The State of Mississippi has tried Curtis Flowers for the murder of four people a total of six times. The first three resulted in convictions, each of which was overturned because of prosecutorial misconduct. Flowers is black, and Doug Evans -- the state prosecutor in every case -- seemingly did everything possible to keep black people off the juries involved. The fourth and fifth trials, which included more black jurors, resulted in hung juries.
And now the sixth, wherein he was convicted by a jury that included just one black person, has been overturned by the Supreme Court. Again, the Court ruled that Evans's jury selection was motivated by discriminatory intent, and it vacated Flowers's latest conviction.

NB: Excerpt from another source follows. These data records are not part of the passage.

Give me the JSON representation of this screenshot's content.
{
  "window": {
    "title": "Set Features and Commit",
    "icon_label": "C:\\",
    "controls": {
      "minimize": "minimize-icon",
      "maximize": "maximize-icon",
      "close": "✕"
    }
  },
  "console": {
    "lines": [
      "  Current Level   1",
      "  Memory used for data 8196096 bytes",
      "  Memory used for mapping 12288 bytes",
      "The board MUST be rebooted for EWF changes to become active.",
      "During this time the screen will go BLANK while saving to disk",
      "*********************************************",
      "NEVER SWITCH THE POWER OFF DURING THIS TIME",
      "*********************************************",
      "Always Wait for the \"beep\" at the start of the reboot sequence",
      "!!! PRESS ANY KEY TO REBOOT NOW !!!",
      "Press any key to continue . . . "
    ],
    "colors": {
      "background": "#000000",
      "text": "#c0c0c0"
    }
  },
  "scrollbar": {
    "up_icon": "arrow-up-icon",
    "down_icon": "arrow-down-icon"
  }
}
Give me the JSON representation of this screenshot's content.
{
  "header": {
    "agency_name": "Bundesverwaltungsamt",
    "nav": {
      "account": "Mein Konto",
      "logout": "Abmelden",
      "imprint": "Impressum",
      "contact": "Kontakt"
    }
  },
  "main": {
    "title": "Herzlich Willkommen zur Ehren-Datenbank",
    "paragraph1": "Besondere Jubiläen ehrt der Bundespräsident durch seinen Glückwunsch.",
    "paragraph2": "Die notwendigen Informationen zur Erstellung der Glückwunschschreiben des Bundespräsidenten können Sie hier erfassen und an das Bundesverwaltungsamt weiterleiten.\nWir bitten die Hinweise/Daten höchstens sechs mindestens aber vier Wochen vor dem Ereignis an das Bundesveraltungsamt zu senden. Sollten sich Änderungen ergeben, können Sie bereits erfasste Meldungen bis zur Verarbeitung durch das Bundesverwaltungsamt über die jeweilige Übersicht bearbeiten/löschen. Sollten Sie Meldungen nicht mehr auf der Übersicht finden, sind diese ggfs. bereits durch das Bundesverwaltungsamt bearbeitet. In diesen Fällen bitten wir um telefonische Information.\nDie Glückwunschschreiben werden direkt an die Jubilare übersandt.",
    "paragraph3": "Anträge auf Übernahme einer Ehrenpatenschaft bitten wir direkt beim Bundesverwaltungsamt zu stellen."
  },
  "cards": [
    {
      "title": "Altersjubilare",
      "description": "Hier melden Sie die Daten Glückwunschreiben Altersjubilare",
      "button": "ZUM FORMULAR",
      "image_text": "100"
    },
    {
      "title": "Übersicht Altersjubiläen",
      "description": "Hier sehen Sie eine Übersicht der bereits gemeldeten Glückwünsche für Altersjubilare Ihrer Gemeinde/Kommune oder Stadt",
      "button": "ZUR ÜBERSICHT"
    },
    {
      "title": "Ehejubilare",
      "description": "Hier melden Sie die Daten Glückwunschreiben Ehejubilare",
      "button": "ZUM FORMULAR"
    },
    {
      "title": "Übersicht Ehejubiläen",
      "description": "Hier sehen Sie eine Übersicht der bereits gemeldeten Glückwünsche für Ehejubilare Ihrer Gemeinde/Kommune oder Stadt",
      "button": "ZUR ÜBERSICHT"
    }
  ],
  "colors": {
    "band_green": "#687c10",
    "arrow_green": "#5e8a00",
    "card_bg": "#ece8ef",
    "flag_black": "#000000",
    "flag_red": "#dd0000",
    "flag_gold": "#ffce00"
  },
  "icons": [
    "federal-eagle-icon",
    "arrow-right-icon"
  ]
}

A Pattern of Peremptory Challenges
Criminal jury selection can be a complex process. Prosecutors and defense counsel may "strike" (or remove from the jury pool) prospective jurors for stated reasons like knowledge of the parties or a conflict of interest. Each side is also granted several peremptory challenges that allow them to strike jurors without needing to provide a reason. In 1986, the Supreme Court ruled that prosecutors could not exclude jurors based on their race, and it allowed defendants to challenge peremptory challenges and force prosecutors to "come forward with a neutral explanation for challenging black jurors."
In Flowers's case, the Supreme Court looked at the totality of Evans's conduct during jury selection. The numbers, as described in the opinion, are staggering:
First, in the six trials combined, the State employed its peremptory challenges to strike 41 of the 42 black prospective jurors that it could have struck ... Second, in the most recent trial, the sixth trial, the State exercised peremptory strikes against five of the six black prospective jurors. Third, at the sixth trial, in an apparent effort to find pretextual reasons to strike black prospective jurors, the State engaged in dramatically disparate questioning of black and white prospective jurors. [Prosecutors asked 145 questions of 5 black prospective jurors and 12 questions asked of 11 white seated jurors.] Fourth, the State then struck at least one black prospective juror, Carolyn Wright, who was similarly situated to white prospective jurors who were not struck by the State.
"A court confronting that kind of pattern cannot ignore it," Justice Brett Kavanaugh noted in the 7-2 opinion. "The lopsidedness of the prosecutor's questioning and inquiry can itself be evidence of the prosecutor's objective as much as it is of the actual qualifications of the black and white prospective jurors who are struck or seated."
A Defendant Deferred
Flowers had no prior criminal record before these charges, but he once worked at the store where the murders occurred. He has now been on death row for 22 years, and it's up to the State of Mississippi to decide whether they will try him a seventh time.